A Meditation About Ourselves
While the book has a strong enough plot with a sense of danger and mystery to it, to me it felt like it seldom took precedence over the reflections VanderMeer had to make.
While in the first half things move along at an enjoyable pace, somewhere around that point things start to feel like they’re dragging on, and the pace suffers until you get to the last fifty pages or so.
I wouldn’t say it’s enough to make people avoid Borne, but you probably won’t be reading through those sections in one sitting. Things get a tad boring, and I find the best approach to such a situation is to divide the reading into multiple sessions.
Looking away from the plot itself, Borne is a profound story that asks many questions about human nature, the kind that probably won’t have answers anytime soon.
Why are we here?
Do we have some sort of a purpose? Does our uniqueness divide us?
What does it mean to be a person?
Why does evil exist?
How do we define sentient life?
Do the ends justify the means?
What are the chances of there actually being an afterlife? As we see Borne struggling with all these questions, we are reminded of just how much in common we have with the tiny green blob. We are encouraged to find our own answers to these questions, just like our unusual protagonist does.
When looking away from the relationship between Rachel and Borne, however, I found the book to be a bit lacking in terms of the dynamics between various characters and the ideas pondered on by the author.
Rachel’s relationship with her drug-dealing partner, Wick, always feels rather underdeveloped, especially since Rachel herself doesn’t pull any punches in her description of him. Most of the other people feel either like placeholders or plot devices more than anything.
The Final Verdict
Though Borne may be a tad far from a perfect novel, it remains an engaging and interesting piece of science-fiction literature that has a lot to offer if you are able to look past its flaws.
It has a wealth of food for the mind and a story that, despite the lull in the middle, is still quite captivating, especially considering the characters that drive it forward.

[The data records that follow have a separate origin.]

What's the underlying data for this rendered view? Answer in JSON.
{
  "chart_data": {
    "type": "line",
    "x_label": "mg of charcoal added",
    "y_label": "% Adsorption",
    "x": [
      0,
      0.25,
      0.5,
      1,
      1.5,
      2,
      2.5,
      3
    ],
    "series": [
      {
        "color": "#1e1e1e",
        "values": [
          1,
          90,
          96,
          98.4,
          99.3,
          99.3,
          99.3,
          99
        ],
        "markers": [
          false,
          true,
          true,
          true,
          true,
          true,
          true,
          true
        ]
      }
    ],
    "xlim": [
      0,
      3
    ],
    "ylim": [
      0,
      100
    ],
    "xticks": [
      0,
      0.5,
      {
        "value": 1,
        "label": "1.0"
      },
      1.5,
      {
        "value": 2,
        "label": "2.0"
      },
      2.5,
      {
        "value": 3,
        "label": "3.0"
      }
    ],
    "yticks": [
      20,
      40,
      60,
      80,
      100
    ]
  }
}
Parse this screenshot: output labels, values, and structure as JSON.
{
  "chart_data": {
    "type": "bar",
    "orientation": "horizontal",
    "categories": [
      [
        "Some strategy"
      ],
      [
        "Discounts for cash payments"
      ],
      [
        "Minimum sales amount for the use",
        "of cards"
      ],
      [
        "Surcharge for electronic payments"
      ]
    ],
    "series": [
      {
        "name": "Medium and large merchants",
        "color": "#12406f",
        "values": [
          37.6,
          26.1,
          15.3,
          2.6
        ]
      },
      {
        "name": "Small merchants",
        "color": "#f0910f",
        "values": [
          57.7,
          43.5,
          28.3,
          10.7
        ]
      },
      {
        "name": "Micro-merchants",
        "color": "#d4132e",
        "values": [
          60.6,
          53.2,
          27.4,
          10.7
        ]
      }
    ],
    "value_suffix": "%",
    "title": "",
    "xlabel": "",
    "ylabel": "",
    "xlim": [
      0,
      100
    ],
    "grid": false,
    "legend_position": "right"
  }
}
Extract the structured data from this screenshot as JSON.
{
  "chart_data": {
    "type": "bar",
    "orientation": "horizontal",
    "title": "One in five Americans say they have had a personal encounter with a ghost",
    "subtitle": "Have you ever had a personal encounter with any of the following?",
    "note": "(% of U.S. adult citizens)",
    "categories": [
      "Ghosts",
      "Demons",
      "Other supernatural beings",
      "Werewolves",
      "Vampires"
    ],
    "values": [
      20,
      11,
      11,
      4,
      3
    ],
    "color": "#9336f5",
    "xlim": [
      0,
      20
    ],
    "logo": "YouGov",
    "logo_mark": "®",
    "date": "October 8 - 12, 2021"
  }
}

It’s a book that tries to walk off the beaten path and give us something different, which is why I ultimately recommend it to dystopian fiction fans.
Jeff VanderMeer is an American literary critic, author and editor whose works have been noticed far and wide, with Annihilation having received the Nebula and Shirley Jackson Awards as well as being adapted into film.
He has also edited with the help of his wife some award-winning anthologies, including The New Weird, and The Big Book of Science Fiction.
His works are best-recognized for their postmodernist and dystopian elements.